« La Conversazione Classica » : un chef-d’œuvre textile d’après le décor Art Déco de Gio Ponti
Ce rare panneau en satin imprimé reprend « La Conversazione Classica », l’un des décors les plus célèbres créés par Gio Ponti lorsqu’il assurait la direction artistique de la Manufacture Richard Ginori à Doccia. Imaginé en 1925 pour des urnes et ciste en porcelaine, le motif fut présenté la même année à la VIᵉ Biennale de Monza et à l’Exposition internationale des arts décoratifs de Paris, où les céramiques de Ponti remportèrent le Grand Prix — acte de naissance international du style Art Déco italien.
La composition met en scène des figures allégoriques évoquant les Arts, drapées à l’antique, évoluant sur un sol de carrelage entre des éléments architecturaux et mobiliers classiques : colonnes tronquées, ciboria, lampes à huile, urnes et candélabres. Chaque élément est représenté une seule fois, formant une conversation visuelle où tradition gréco-romaine et modernité déco dialoguent avec cette ironie élégante qui signait toute l’œuvre de Ponti.
L’édition textile Avigdor : transposition sur satin dans les années 1980
Maison textile turinoise fondée en 1919 et réputée pour la qualité de ses impressions haute couture et ameublement, Avigdor édite dans les années 1980 plusieurs décors iconiques de Ponti sous forme de panneaux textiles imprimés — parmi lesquels « La Casa degli Efebi », « La Passeggiata Archeologica » et cette « Conversazione Classica ». Ces transpositions respectent rigoureusement le dessin original, transférant sur satin la palette céramique initiale (tons terracotta, ocre, bleu ciel et ivoire) et la structure en frise tramée qui fait la signature du motif.
Le marquage en lisière « D’APRÈS LA CONVERSAZIONE CLASSICA DI GIO PONTI — PRINTED BY AVIGDOR — MADE IN ITALY » authentifie la pièce comme édition officielle, sous mention explicite de filiation avec l’œuvre d’origine. Ces panneaux, rarement présents sur le marché secondaire, sont documentés dans les ventes d’arts décoratifs du XXᵉ siècle — notamment chez Il Ponte Casa d’Aste à Milan et sur 1stdibs — et ont servi à garnir certaines pièces de grands collectionneurs, parfois en revêtement de sièges signés Melchiorre Bega.

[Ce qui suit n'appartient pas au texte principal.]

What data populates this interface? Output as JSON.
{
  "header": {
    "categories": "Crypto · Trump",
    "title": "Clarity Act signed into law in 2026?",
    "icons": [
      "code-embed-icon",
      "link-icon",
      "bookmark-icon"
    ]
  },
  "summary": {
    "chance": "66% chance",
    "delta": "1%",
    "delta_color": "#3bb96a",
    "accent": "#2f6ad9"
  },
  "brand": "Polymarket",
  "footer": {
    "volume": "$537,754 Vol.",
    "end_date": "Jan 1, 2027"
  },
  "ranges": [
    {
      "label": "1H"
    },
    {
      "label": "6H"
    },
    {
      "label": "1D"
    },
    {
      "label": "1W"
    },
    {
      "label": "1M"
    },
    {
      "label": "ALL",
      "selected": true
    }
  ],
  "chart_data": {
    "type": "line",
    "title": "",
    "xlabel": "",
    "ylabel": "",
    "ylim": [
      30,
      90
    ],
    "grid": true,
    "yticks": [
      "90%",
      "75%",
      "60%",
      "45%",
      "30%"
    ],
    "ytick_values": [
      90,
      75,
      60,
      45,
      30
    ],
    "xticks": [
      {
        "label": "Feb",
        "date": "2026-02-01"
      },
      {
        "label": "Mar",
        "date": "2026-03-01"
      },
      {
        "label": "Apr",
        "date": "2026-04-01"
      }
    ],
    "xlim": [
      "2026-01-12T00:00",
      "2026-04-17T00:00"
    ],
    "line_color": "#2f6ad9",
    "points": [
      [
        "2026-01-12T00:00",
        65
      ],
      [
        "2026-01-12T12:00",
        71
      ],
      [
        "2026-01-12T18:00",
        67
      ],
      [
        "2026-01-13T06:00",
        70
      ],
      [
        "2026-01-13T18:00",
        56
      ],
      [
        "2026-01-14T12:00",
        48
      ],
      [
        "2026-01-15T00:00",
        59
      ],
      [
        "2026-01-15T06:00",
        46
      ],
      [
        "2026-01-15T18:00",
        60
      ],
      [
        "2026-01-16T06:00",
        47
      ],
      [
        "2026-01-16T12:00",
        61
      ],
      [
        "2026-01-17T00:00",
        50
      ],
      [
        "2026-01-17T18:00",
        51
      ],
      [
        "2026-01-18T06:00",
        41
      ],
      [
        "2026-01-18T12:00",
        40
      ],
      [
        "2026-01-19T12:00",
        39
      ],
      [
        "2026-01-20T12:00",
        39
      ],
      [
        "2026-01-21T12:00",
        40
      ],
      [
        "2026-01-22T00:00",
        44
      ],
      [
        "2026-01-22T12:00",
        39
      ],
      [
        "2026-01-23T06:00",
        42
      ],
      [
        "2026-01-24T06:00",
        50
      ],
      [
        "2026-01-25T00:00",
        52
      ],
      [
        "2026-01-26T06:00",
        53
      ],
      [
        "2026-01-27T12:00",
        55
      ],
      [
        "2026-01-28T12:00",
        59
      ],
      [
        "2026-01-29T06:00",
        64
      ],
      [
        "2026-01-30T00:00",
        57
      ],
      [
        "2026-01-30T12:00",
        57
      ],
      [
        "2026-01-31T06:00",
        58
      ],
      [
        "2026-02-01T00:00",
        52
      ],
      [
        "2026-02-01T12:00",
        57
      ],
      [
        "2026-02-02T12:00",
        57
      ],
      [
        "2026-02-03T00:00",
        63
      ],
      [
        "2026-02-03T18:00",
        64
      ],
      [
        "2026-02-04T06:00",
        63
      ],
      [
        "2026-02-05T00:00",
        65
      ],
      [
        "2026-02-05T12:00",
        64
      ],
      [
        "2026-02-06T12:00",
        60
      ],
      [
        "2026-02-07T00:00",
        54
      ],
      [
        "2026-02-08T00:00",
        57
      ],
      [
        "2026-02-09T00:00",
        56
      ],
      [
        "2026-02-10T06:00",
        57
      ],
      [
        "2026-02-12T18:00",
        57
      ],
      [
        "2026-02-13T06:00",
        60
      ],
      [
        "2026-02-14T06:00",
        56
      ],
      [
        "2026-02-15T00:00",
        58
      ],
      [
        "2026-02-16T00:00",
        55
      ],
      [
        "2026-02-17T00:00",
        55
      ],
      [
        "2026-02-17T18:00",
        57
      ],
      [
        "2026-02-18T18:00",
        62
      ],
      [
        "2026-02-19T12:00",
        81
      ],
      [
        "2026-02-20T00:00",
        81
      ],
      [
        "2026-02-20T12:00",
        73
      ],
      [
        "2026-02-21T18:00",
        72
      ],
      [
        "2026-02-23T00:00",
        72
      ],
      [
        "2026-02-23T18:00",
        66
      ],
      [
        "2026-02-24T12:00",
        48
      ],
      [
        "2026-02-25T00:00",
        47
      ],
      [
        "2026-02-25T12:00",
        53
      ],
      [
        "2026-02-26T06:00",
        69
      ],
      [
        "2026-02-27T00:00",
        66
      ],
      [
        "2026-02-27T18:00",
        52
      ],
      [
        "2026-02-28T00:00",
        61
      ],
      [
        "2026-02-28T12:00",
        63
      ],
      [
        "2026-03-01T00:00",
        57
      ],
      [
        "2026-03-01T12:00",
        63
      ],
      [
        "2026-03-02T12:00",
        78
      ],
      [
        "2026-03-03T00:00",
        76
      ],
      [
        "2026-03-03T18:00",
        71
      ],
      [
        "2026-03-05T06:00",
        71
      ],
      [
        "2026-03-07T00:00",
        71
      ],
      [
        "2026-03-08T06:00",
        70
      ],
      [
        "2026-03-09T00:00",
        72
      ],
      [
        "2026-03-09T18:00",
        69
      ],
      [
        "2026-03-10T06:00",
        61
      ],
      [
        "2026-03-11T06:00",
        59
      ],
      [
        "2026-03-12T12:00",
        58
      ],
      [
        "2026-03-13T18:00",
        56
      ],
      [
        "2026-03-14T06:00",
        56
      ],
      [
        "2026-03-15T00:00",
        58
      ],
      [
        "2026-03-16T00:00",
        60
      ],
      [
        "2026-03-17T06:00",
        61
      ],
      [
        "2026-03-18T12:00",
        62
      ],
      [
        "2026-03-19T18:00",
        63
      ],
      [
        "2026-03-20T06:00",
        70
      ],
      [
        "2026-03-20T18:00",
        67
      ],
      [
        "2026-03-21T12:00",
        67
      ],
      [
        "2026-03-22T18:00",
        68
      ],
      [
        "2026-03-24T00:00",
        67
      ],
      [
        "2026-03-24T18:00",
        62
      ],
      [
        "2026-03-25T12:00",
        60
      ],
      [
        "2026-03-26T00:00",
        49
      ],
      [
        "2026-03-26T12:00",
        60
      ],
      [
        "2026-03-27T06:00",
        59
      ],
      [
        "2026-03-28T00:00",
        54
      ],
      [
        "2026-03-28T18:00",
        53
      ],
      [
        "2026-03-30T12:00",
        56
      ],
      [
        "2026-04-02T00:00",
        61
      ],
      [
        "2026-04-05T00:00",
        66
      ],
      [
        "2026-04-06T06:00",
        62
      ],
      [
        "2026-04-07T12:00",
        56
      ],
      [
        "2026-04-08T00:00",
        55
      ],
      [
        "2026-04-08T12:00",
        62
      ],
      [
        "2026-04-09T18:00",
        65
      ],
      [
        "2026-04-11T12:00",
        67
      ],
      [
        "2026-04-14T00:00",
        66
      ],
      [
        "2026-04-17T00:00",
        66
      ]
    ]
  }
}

Caractéristiques techniques et usages
Le panneau mesure 110 × 151 cm de satin imprimé, soit une surface idéale pour un tendu mural sur châssis (format proche du grand portrait), la confection d’une tête de lit, ou le revêtement d’un canapé deux places ou fauteuil bergère. Pour un usage fragmenté, le motif autorise le découpage en plusieurs coussins qui conservent chacun une scène cohérente — la composition « en conversation » entre les figures étant pensée pour pouvoir être lue à différentes échelles. Le satin, lustré et souple, conserve l’éclat de ses pigments et se prête aussi bien à l’ameublement qu’à un encadrement sous verre en véritable œuvre textile.
État de conservation
Le panneau se présente dans un excellent état de conservation pour une édition textile d’après Gio Ponti des années 1980 : couleurs franches et non passées, tissage intact, lisières complètes conservant le marquage Avigdor dans son intégralité. Aucune trace d’usure, de tache ou d’insolation, ce qui suggère un stockage soigné depuis sa production.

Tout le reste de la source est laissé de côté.